Wie schon im vorigen Jahr stellte sich auch heuer wieder Frau Evi Heitzer von der Buchhandlung Rupprecht als Lesepatin zur Verfügung. Sie hatte verschiedene Bücher für die unterschiedlichen Jahrgangsstufen mitgebracht und begann ihre Lesung bei den Schülern der 3. und 4. Jahrgangsstufe mit einer Kostprobe aus „Ferien im Schrank“ von Annette Roeder. Die ungewöhnliche Geschichte von Anton und seiner Schwester Ida zog die jungen Zuhörer sofort in ihren Bann: Endlich einmal sind sich Anton und seine Schwester Ida einig: Statt mit Mama und ihrem kleinen Bruder in Sommerurlaub zu fahren, wollen sie das Geld lieber in neue Möbel investieren und ihre Zimmer neu einrichten. Schweren Herzens stimmt Mama zu – nicht ahnend, auf was sie sich da einlässt. Weil Ida sich nie entscheiden kann, muss die ganze Familie zig Mal zum Umtauschen ins Möbelhaus Couch & Co. fahren. Als dann auch noch zu Hause die Kanalisation verstopft, schlägt Anton vor, doch einfach ganz ins Möbelhaus umzuziehen. Wider Erwarten stimmt Mama zu und ein ungewöhnliches Ferienabenteuer beginnt. Mit großer Aufmerksamkeit verfolgten die Kinder, was passierte. Als weiteres Buch präsentierte Frau Heitzer „Kuschelflosse – Das unheimlich geheime Zauber-Riff“ von Nina Müller: Zusammen mit seinen Freunden macht Kuschelflosse sich auf die Reise zum Zauber-Riff, nicht ahnend, welche spannenden Abenteuer auf sie dort warten. In der zweiten Unterrichtsstunde waren die Kinder der 1. und 2. Jahrgangsstufe an der Reihe. Auch sie durften die Abenteuer von Kuschelflosse und seinen Freunden miterleben. Frau Heitzer hatte aber noch ein ganz besonderes Buch für sie dabei: „Pelle zieht aus“ von Astrid Lindgren. Mit großem Interesse verfolgten die Zuhörer die Geschichte von Pelle. Dieser Junge zieht aus, weil er sich über seine Eltern geärgert hat. Pelle ist so böse auf die beiden, dass er beschließt, ab sofort in Herzhausen, dem kleinen roten Häuschen im Hof, zu wohnen. Aber Weihnachten alleine feiern macht auch keinen Spaß. Dieses Buch weckte von der ersten Minute an das Interesse aller Anwesenden. Es traf so richtig ins Schwarze und kam hervorragend bei den Kindern beider Klassen an. Die jungen Zuhörer waren begeistert und quittierten den abwechslungsreichen Vortrag der ehrenamtlichen Lesepatin mit einem kräftigen Applaus.

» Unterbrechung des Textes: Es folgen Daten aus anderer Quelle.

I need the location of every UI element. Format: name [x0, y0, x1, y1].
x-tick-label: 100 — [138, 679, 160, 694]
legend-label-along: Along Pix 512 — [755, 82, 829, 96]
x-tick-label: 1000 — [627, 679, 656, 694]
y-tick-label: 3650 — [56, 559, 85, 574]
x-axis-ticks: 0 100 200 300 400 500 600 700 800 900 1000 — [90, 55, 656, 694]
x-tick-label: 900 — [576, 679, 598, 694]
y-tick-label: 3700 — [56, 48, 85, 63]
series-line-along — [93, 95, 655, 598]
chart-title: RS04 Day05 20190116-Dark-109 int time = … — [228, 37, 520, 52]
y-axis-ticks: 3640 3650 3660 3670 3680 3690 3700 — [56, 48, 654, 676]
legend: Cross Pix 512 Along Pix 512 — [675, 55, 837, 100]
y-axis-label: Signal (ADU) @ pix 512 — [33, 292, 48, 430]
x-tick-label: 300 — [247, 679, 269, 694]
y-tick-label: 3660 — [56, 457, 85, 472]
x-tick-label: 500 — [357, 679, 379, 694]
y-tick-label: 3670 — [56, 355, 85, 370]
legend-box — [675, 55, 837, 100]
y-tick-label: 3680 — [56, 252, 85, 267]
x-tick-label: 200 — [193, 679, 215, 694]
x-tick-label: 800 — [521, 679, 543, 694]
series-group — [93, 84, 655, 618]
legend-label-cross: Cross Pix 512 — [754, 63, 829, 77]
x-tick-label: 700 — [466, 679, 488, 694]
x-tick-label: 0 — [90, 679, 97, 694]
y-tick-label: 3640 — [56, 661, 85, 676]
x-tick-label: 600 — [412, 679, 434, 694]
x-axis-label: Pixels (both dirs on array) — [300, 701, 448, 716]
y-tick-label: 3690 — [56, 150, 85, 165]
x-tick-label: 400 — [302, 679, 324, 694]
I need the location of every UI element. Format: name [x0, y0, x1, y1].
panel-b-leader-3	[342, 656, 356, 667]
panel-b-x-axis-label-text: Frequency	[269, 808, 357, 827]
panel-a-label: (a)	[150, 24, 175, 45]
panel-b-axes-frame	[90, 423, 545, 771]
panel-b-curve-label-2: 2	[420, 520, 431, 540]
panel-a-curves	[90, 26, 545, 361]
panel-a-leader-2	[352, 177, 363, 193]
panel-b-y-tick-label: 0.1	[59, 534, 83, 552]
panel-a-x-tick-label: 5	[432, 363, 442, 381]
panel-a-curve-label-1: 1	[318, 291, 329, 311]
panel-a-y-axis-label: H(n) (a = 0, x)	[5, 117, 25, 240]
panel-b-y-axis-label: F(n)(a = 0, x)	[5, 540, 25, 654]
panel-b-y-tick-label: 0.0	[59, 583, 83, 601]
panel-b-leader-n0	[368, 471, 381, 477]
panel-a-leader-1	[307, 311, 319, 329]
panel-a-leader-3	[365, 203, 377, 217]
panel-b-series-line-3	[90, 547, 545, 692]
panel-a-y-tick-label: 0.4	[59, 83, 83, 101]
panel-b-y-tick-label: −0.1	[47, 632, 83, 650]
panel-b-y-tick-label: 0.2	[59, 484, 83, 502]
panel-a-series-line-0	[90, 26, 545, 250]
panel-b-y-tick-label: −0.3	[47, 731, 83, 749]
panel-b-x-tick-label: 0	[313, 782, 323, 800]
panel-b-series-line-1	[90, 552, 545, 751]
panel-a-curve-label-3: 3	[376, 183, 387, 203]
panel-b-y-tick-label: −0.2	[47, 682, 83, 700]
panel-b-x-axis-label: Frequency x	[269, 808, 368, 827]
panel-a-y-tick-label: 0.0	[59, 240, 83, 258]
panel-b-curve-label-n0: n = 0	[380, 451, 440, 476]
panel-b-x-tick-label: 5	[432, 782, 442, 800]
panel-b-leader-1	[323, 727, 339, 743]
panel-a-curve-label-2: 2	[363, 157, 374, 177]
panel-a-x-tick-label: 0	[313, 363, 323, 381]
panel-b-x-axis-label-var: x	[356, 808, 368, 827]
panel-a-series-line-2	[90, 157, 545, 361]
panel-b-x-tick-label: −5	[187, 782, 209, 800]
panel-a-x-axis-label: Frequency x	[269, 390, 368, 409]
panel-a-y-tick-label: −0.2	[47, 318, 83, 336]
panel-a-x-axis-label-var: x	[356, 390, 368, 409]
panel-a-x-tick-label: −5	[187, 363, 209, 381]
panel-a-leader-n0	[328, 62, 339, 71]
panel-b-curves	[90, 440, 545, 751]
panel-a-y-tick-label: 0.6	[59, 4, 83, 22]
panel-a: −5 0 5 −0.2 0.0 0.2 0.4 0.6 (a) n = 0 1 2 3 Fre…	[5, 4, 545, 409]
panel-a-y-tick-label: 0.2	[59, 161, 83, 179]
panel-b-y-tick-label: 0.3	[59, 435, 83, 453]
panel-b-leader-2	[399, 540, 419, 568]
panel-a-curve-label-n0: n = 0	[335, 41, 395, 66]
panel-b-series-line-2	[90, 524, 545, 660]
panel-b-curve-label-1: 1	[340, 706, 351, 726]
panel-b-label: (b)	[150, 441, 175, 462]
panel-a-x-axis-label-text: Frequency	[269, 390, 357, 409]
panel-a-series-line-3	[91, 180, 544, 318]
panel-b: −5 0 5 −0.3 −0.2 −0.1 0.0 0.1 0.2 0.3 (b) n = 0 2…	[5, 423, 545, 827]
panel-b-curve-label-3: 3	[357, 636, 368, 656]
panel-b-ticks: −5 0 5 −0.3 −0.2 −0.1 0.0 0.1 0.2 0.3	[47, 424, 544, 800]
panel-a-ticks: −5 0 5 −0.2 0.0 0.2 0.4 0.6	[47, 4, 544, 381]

Schulleiterin Hildegard Braun hob die Bedeutung des Vorlesens hervor und bedankte sich bei Frau Heitzer im Namen aller Schülerinnen und Schüler und des Lehrerkollegiums mit einem kleinen Präsent für ihr Engagement. Im Rahmen der Projektwoche rund ums Lesen wurde den Leseanfängern in der 1. Jahrgangsstufe anschließend das Paket „Lesestart“ und Gutscheine für einen kostenlosen Jahresausweis der Stadtbücherei Cham überreicht.